By Eileen AJ Connelly, AP Personal Finance Writer
The promise of a free meal, a $100 gift card or even a few nights gratis lodging may pull you into the sales presentation at a timeshare resort. The question of whether it makes sense to invest tens of thousands of dollars may send you away puzzled — or worse, second-guessing the decision you made to sign the papers.
While real estate prices have plunged across the nation in the past two years, there's been no parallel decline in what developers charge for timeshares. For an average $20,000, buyers get the right to stay at a resort — usually in a 1- or 2-bedroom condominium with at least a mini-kitchen — for a set period of time each year. While some resorts cost less than $15,000, the price can double for certain locations and time slots.
The bottom has dropped out of the resale market in the recession, however. An Internet search reveals hundreds of "for sale" ads for timeshare deeds, often for as little as $1, even for prime times in places like Cape Cod, South Carolina's Hilton Head Island, Manhattan and Hawaii. There are a variety of reasons people sell — from not using the vacation time to no longer being able to afford the annual maintenance fees — and the resale market is flooded right now.
How, then, can you decide whether or not a timeshare is a good investment?
The key, owners and industry experts say, is in the way you think about the purchase.

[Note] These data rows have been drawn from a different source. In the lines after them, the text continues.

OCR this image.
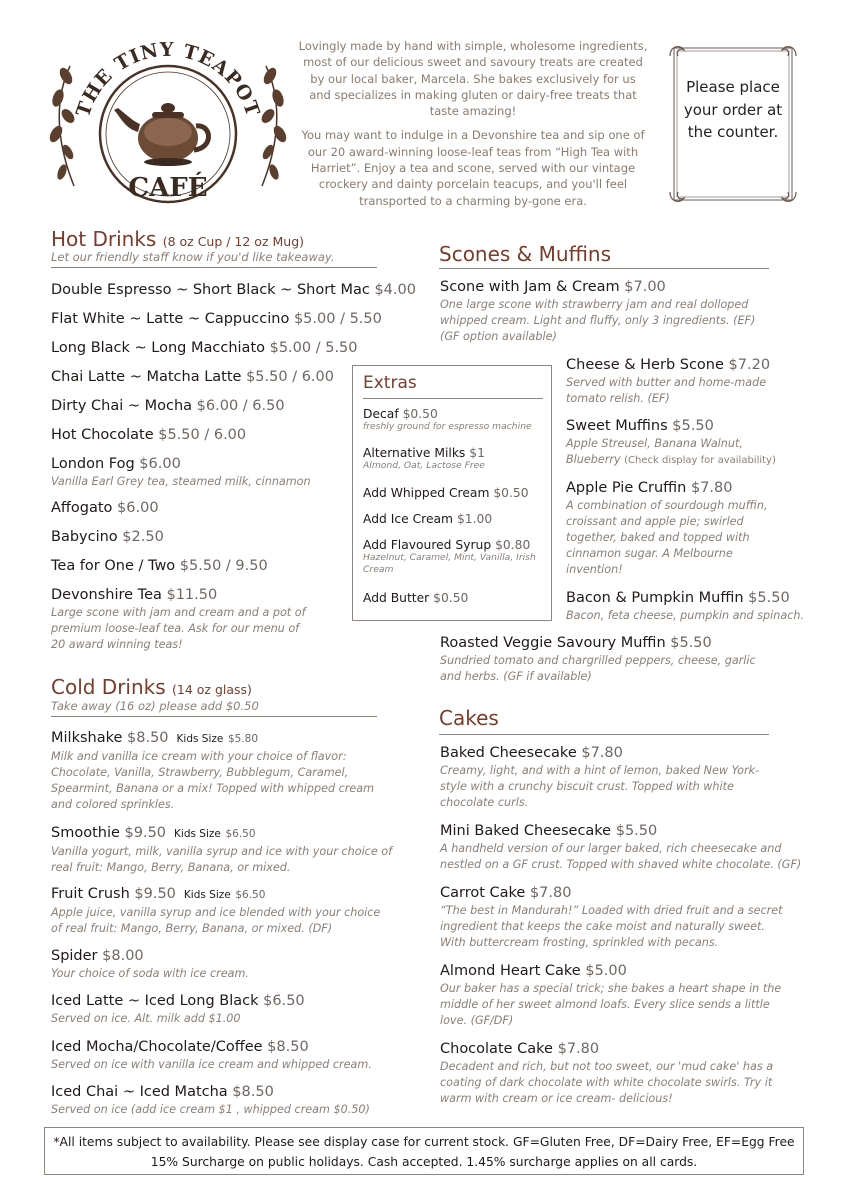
THE TINY TEAPOT
CAFÉ

Lovingly made by hand with simple, wholesome ingredients, most of our delicious sweet and savoury treats are created by our local baker, Marcela. She bakes exclusively for us and specializes in making gluten or dairy-free treats that taste amazing!

You may want to indulge in a Devonshire tea and sip one of our 20 award-winning loose-leaf teas from “High Tea with Harriet”. Enjoy a tea and scone, served with our vintage crockery and dainty porcelain teacups, and you'll feel transported to a charming by-gone era.

Please place your order at the counter.
Hot Drinks (8 oz Cup / 12 oz Mug)
Let our friendly staff know if you'd like takeaway.
Double Espresso ~ Short Black ~ Short Mac $4.00
Flat White ~ Latte ~ Cappuccino $5.00 / 5.50
Long Black ~ Long Macchiato $5.00 / 5.50
Chai Latte ~ Matcha Latte $5.50 / 6.00
Dirty Chai ~ Mocha $6.00 / 6.50
Hot Chocolate $5.50 / 6.00
London Fog $6.00
Vanilla Earl Grey tea, steamed milk, cinnamon
Affogato $6.00
Babycino $2.50
Tea for One / Two $5.50 / 9.50
Devonshire Tea $11.50
Large scone with jam and cream and a pot of premium loose-leaf tea. Ask for our menu of 20 award winning teas!
Cold Drinks (14 oz glass)
Take away (16 oz) please add $0.50
Milkshake $8.50 Kids Size $5.80
Milk and vanilla ice cream with your choice of flavor: Chocolate, Vanilla, Strawberry, Bubblegum, Caramel, Spearmint, Banana or a mix! Topped with whipped cream and colored sprinkles.
Smoothie $9.50 Kids Size $6.50
Vanilla yogurt, milk, vanilla syrup and ice with your choice of real fruit: Mango, Berry, Banana, or mixed.
Fruit Crush $9.50 Kids Size $6.50
Apple juice, vanilla syrup and ice blended with your choice of real fruit: Mango, Berry, Banana, or mixed. (DF)
Spider $8.00
Your choice of soda with ice cream.
Iced Latte ~ Iced Long Black $6.50
Served on ice. Alt. milk add $1.00
Iced Mocha/Chocolate/Coffee $8.50
Served on ice with vanilla ice cream and whipped cream.
Iced Chai ~ Iced Matcha $8.50
Served on ice (add ice cream $1 , whipped cream $0.50)
Extras
Decaf $0.50
freshly ground for espresso machine
Alternative Milks $1
Almond, Oat, Lactose Free
Add Whipped Cream $0.50
Add Ice Cream $1.00
Add Flavoured Syrup $0.80
Hazelnut, Caramel, Mint, Vanilla, Irish Cream
Add Butter $0.50
Scones & Muffins
Scone with Jam & Cream $7.00
One large scone with strawberry jam and real dolloped whipped cream. Light and fluffy, only 3 ingredients. (EF) (GF option available)
Cheese & Herb Scone $7.20
Served with butter and home-made tomato relish. (EF)
Sweet Muffins $5.50
Apple Streusel, Banana Walnut, Blueberry (Check display for availability)
Apple Pie Cruffin $7.80
A combination of sourdough muffin, croissant and apple pie; swirled together, baked and topped with cinnamon sugar. A Melbourne invention!
Bacon & Pumpkin Muffin $5.50
Bacon, feta cheese, pumpkin and spinach.
Roasted Veggie Savoury Muffin $5.50
Sundried tomato and chargrilled peppers, cheese, garlic and herbs. (GF if available)
Cakes
Baked Cheesecake $7.80
Creamy, light, and with a hint of lemon, baked New York-style with a crunchy biscuit crust. Topped with white chocolate curls.
Mini Baked Cheesecake $5.50
A handheld version of our larger baked, rich cheesecake and nestled on a GF crust. Topped with shaved white chocolate. (GF)
Carrot Cake $7.80
“The best in Mandurah!” Loaded with dried fruit and a secret ingredient that keeps the cake moist and naturally sweet. With buttercream frosting, sprinkled with pecans.
Almond Heart Cake $5.00
Our baker has a special trick; she bakes a heart shape in the middle of her sweet almond loafs. Every slice sends a little love. (GF/DF)
Chocolate Cake $7.80
Decadent and rich, but not too sweet, our 'mud cake' has a coating of dark chocolate with white chocolate swirls. Try it warm with cream or ice cream- delicious!
*All items subject to availability. Please see display case for current stock. GF=Gluten Free, DF=Dairy Free, EF=Egg Free
15% Surcharge on public holidays. Cash accepted. 1.45% surcharge applies on all cards.
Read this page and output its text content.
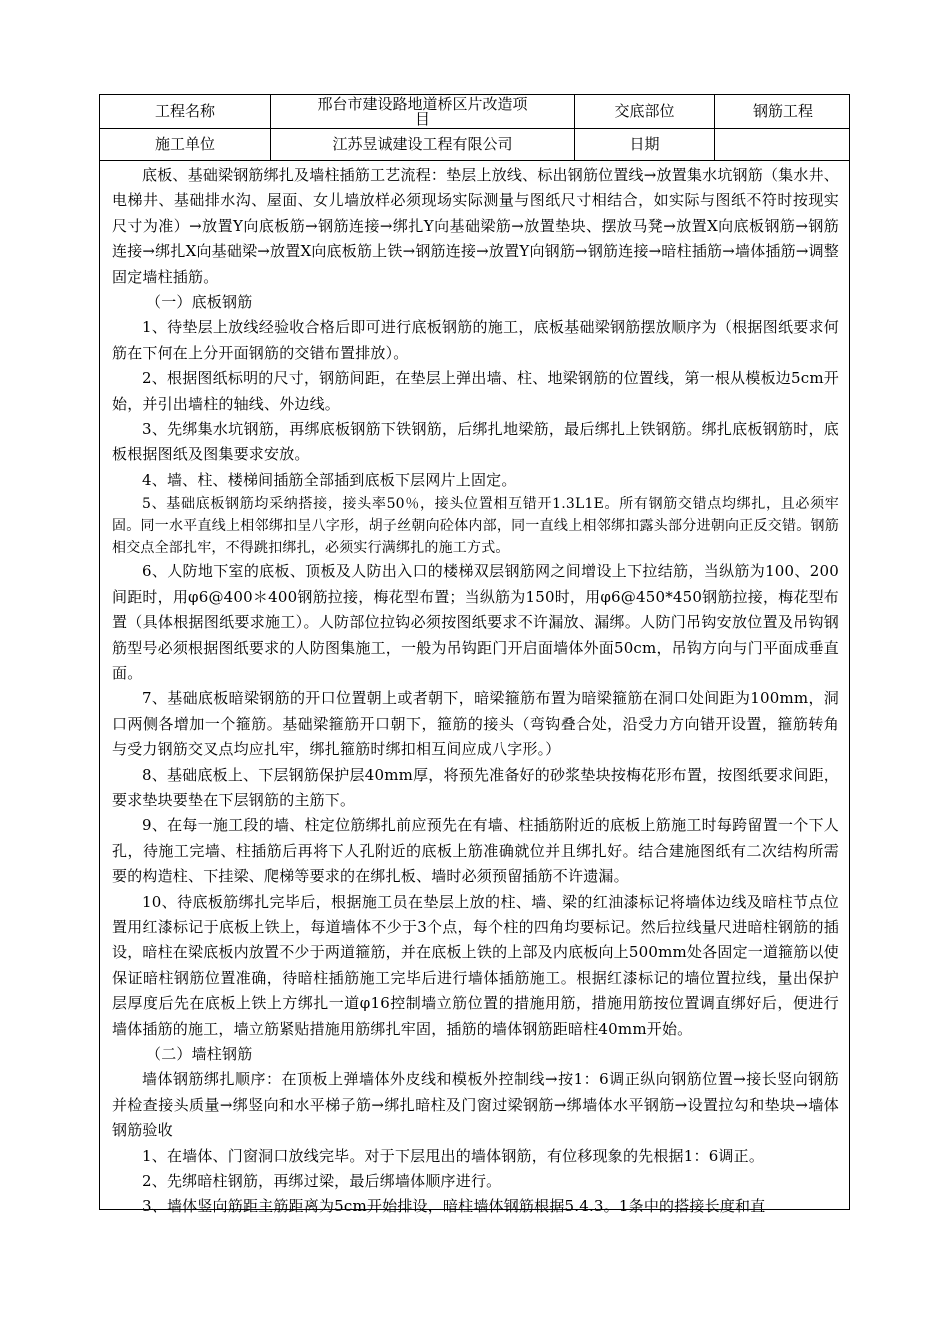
工程名称	邢台市建设路地道桥区片改造项目	交底部位	钢筋工程
施工单位	江苏昱诚建设工程有限公司	日期

底板、基础梁钢筋绑扎及墙柱插筋工艺流程：垫层上放线、标出钢筋位置线→放置集水坑钢筋（集水井、电梯井、基础排水沟、屋面、女儿墙放样必须现场实际测量与图纸尺寸相结合，如实际与图纸不符时按现实尺寸为准）→放置Y向底板筋→钢筋连接→绑扎Y向基础梁筋→放置垫块、摆放马凳→放置X向底板钢筋→钢筋连接→绑扎X向基础梁→放置X向底板筋上铁→钢筋连接→放置Y向钢筋→钢筋连接→暗柱插筋→墙体插筋→调整固定墙柱插筋。

（一）底板钢筋

1、待垫层上放线经验收合格后即可进行底板钢筋的施工，底板基础梁钢筋摆放顺序为（根据图纸要求何筋在下何在上分开面钢筋的交错布置排放）。

2、根据图纸标明的尺寸，钢筋间距，在垫层上弹出墙、柱、地梁钢筋的位置线，第一根从模板边5cm开始，并引出墙柱的轴线、外边线。

3、先绑集水坑钢筋，再绑底板钢筋下铁钢筋，后绑扎地梁筋，最后绑扎上铁钢筋。绑扎底板钢筋时，底板根据图纸及图集要求安放。

4、墙、柱、楼梯间插筋全部插到底板下层网片上固定。

5、基础底板钢筋均采纳搭接，接头率50％，接头位置相互错开1.3L1E。所有钢筋交错点均绑扎，且必须牢固。同一水平直线上相邻绑扣呈八字形，胡子丝朝向砼体内部，同一直线上相邻绑扣露头部分进朝向正反交错。钢筋相交点全部扎牢，不得跳扣绑扎，必须实行满绑扎的施工方式。

6、人防地下室的底板、顶板及人防出入口的楼梯双层钢筋网之间增设上下拉结筋，当纵筋为100、200间距时，用φ6@400＊400钢筋拉接，梅花型布置；当纵筋为150时，用φ6@450*450钢筋拉接，梅花型布置（具体根据图纸要求施工）。人防部位拉钩必须按图纸要求不许漏放、漏绑。人防门吊钩安放位置及吊钩钢筋型号必须根据图纸要求的人防图集施工，一般为吊钩距门开启面墙体外面50cm，吊钩方向与门平面成垂直面。

7、基础底板暗梁钢筋的开口位置朝上或者朝下，暗梁箍筋布置为暗梁箍筋在洞口处间距为100mm，洞口两侧各增加一个箍筋。基础梁箍筋开口朝下，箍筋的接头（弯钩叠合处，沿受力方向错开设置，箍筋转角与受力钢筋交叉点均应扎牢，绑扎箍筋时绑扣相互间应成八字形。）

8、基础底板上、下层钢筋保护层40mm厚，将预先准备好的砂浆垫块按梅花形布置，按图纸要求间距，要求垫块要垫在下层钢筋的主筋下。

9、在每一施工段的墙、柱定位筋绑扎前应预先在有墙、柱插筋附近的底板上筋施工时每跨留置一个下人孔，待施工完墙、柱插筋后再将下人孔附近的底板上筋准确就位并且绑扎好。结合建施图纸有二次结构所需要的构造柱、下挂梁、爬梯等要求的在绑扎板、墙时必须预留插筋不许遗漏。

10、待底板筋绑扎完毕后，根据施工员在垫层上放的柱、墙、梁的红油漆标记将墙体边线及暗柱节点位置用红漆标记于底板上铁上，每道墙体不少于3个点，每个柱的四角均要标记。然后拉线量尺进暗柱钢筋的插设，暗柱在梁底板内放置不少于两道箍筋，并在底板上铁的上部及内底板向上500mm处各固定一道箍筋以使保证暗柱钢筋位置准确，待暗柱插筋施工完毕后进行墙体插筋施工。根据红漆标记的墙位置拉线，量出保护层厚度后先在底板上铁上方绑扎一道φ16控制墙立筋位置的措施用筋，措施用筋按位置调直绑好后，便进行墙体插筋的施工，墙立筋紧贴措施用筋绑扎牢固，插筋的墙体钢筋距暗柱40mm开始。

（二）墙柱钢筋

墙体钢筋绑扎顺序：在顶板上弹墙体外皮线和模板外控制线→按1：6调正纵向钢筋位置→接长竖向钢筋并检查接头质量→绑竖向和水平梯子筋→绑扎暗柱及门窗过梁钢筋→绑墙体水平钢筋→设置拉勾和垫块→墙体钢筋验收

1、在墙体、门窗洞口放线完毕。对于下层甩出的墙体钢筋，有位移现象的先根据1：6调正。

2、先绑暗柱钢筋，再绑过梁，最后绑墙体顺序进行。

3、墙体竖向筋距主筋距离为5cm开始排设，暗柱墙体钢筋根据5.4.3。1条中的搭接长度和直
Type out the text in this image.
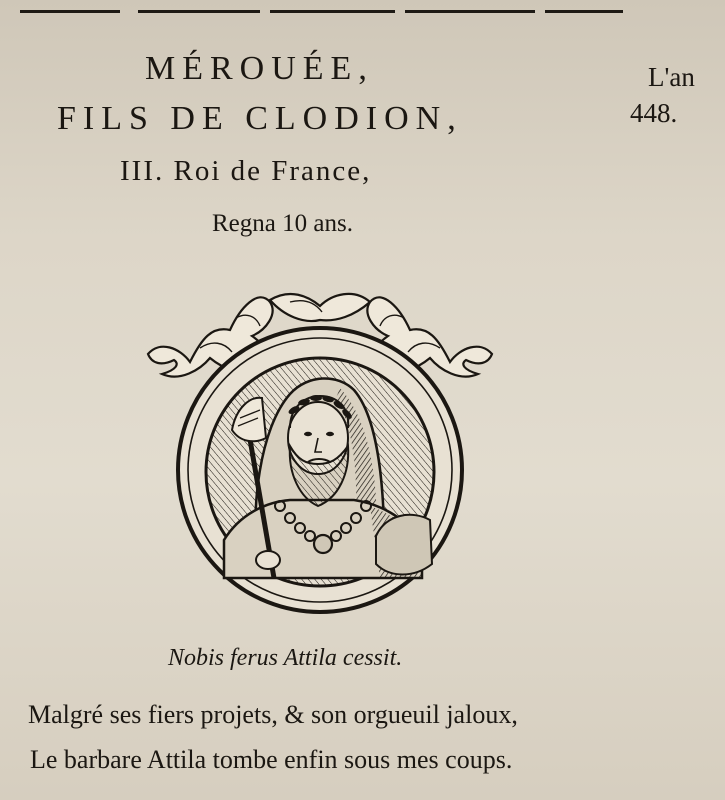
MÉROUÉE,
FILS DE CLODION,
III. Roi de France,
Regna 10 ans.
L'an
448.
Nobis ferus Attila cessit.
Malgré ses fiers projets, & son orgueuil jaloux,
Le barbare Attila tombe enfin sous mes coups.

If your goal is to buy a timeshare and resell it for a profit, you're going to be disappointed. Even before the economic downturn, resale prices were typically a fraction of what resort developers would charge for the same properties.
But if you buy hoping to lock in some nice vacation accommodations for the coming years, it may be worth your money.
The Timeshare Marketplace
"Timeshares are not an investment," said Angela Gridelli, an interior designer and decorative artist who lives on Long Island, N.Y., and currently owns four timeshares.
"A timeshare is not like purchasing a condo or a home," she said. "If anything, it's like a car, where the value on your timeshare is going to depreciate every year."
Gridelli said if she were to try to sell the two timeshares she purchased at full price— one in Aruba and one in New Jersey — she would take in 60% or 70% less than the roughly $25,000 each she paid. But she's not looking to sell — she uses her timeshares as a way to travel extensively, typically getting nicer accommodations than she could otherwise afford.